I used the alternator coins as a research project for my PRIMES STEP program where we do math research with students in seventh and eighth grade. The students started the alternator project and immediately discovered the strategy above. The next step is to describe a better strategy. For example, what is the maximum number of coins containing one alternator such that the alternator can always be found in four weighings?

But first we count possible outcomes. Suppose there is a strategy that finds an alternator. In this strategy we can’t have two unbalanced weighings in a row. To prove that, let us suppose there was an unbalanced weighing. Then the alternator switches its weight to a real coin and whether or not the alternator is on the scale, the next weighing must balance. The beauty of it is that given a strategy each outcome has to point to a particular coin as an alternator. That means the number of outcomes bounds the total number of coins that can be processed.

Counting the number of possible outcomes that do not have two unbalances in row is a matter of solving a recurrence, which I leave to the readers to find. The result is Jacobshtal numbers: the most beautiful sequence you might never have heard of. For example, the total number of possible outcomes of four weighings is 11. Since each outcome of a strategy needs to point to a coin, the total number of coins that can be processed in four weighings is not more than 11. But 11 is better than 9 in our previous strategy. Can we process 11 coins in four weighings? Yes, we can. I will describe the first part of the strategy.

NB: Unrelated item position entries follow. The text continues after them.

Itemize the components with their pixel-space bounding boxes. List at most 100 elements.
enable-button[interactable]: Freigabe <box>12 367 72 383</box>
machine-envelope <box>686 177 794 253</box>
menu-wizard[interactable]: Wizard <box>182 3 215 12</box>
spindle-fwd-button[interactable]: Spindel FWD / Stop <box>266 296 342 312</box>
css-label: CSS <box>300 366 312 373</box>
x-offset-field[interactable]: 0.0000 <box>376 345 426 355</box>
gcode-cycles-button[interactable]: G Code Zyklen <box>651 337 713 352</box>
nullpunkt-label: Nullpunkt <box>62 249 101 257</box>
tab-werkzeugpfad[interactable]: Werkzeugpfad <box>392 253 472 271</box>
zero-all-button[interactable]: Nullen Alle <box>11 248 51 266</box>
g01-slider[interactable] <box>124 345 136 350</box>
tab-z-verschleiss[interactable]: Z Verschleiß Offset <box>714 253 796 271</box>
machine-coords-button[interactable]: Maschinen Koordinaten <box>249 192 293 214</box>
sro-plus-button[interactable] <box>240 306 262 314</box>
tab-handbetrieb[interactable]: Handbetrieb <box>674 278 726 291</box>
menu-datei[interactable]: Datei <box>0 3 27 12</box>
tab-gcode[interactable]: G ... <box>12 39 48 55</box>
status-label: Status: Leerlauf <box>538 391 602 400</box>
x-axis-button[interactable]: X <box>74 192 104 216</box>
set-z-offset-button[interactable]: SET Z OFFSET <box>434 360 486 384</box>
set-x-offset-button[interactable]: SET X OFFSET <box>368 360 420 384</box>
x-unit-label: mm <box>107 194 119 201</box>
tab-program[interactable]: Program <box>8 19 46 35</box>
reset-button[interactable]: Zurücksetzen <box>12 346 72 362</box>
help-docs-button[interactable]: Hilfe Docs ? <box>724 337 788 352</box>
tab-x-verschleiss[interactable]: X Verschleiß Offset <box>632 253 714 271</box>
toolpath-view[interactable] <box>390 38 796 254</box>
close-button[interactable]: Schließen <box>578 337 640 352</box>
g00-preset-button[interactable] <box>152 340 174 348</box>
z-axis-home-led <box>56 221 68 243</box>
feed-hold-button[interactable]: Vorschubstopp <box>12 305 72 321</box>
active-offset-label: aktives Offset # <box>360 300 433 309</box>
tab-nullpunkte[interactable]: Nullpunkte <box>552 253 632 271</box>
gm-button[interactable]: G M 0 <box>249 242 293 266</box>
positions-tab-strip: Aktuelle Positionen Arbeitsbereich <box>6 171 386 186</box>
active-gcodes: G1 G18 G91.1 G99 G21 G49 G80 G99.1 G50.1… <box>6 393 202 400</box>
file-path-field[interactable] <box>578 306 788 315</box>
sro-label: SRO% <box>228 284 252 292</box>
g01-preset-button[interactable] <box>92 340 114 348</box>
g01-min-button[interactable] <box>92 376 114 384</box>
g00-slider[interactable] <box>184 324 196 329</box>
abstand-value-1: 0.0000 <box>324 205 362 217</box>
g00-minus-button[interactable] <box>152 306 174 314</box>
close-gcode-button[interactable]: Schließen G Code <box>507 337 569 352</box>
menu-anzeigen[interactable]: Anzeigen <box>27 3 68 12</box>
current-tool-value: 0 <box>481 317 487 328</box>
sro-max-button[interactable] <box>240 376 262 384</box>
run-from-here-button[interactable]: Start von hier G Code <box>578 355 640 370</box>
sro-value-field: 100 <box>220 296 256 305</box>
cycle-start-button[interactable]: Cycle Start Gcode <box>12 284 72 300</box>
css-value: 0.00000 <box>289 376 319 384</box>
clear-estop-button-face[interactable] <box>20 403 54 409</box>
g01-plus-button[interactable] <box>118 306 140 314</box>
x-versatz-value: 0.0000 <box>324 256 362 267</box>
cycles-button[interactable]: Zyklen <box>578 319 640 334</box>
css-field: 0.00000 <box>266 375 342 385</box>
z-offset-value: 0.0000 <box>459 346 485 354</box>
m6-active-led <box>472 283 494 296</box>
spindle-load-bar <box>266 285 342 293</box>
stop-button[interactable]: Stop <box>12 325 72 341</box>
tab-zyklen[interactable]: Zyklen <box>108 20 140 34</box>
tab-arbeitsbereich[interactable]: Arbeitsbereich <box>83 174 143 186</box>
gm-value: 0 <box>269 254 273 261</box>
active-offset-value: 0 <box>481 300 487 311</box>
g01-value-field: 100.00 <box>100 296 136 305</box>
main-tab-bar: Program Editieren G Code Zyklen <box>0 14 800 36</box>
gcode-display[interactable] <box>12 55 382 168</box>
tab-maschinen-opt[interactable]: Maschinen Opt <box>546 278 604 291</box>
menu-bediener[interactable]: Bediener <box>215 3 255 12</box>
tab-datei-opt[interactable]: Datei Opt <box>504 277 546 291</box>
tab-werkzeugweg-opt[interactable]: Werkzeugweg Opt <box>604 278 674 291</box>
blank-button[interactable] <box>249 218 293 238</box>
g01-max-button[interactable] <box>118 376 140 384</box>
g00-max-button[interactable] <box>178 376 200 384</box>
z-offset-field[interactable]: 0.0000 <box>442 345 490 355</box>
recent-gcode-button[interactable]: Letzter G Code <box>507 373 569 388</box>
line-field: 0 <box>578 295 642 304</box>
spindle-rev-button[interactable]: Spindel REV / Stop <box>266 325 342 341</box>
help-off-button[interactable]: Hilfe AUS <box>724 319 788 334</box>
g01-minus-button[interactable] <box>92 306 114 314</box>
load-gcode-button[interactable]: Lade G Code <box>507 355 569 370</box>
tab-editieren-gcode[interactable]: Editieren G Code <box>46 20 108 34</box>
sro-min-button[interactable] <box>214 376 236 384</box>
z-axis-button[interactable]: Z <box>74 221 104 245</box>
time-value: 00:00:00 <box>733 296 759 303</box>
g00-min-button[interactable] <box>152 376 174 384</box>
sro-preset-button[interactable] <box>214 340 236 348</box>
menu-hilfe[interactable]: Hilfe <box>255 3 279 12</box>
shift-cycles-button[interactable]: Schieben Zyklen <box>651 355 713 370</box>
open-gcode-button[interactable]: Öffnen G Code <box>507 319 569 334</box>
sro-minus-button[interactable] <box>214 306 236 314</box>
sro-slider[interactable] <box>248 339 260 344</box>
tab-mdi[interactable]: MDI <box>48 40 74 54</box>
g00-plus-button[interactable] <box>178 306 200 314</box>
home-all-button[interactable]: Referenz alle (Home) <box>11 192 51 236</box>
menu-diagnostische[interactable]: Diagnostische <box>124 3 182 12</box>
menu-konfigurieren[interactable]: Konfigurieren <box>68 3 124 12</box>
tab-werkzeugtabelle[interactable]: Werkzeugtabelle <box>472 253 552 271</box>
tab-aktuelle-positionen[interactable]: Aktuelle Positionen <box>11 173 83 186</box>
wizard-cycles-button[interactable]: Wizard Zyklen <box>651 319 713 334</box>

So we have 11 coins, one of which is an alternator. In the first weighing we compare 5 coins against 5 coins. If the weighing unbalances, the alternator is on a lighter pan. Our problem is reduced to finding the alternator among five coins when we know that it is in the real state. If the weighing balances, then we know that if the alternator is among the coins on the scale it must now be in the light state. For the second weighting, we pick two sets of three coins out of this ten coins and compare them against each other. Notice that 3 is a Jacobsthal number, and 5, the number of coins outside the scale, is also a Jacobsthal number. If the second weighing balances, the alternator must be among 5 coins outside the scale. All but one of these coins are in the light state, and I leave it to the readers to finish the strategy. If the weighing unbalances, we need to find the alternator among 3 coins that are in the real state now. This can be done in two weighings, and again the readers are to the rescue.

It appears that Jacobsthal numbers provide the exact lower bound of the number of coins that can be processed. This is what my middle-schoolers discovered and proved. We wrote a paper on the subject. The strategy in the paper is adaptive. That means it changes depending on the results of the previous weighings. Can we find an oblivious strategy? I will tell you in later posts.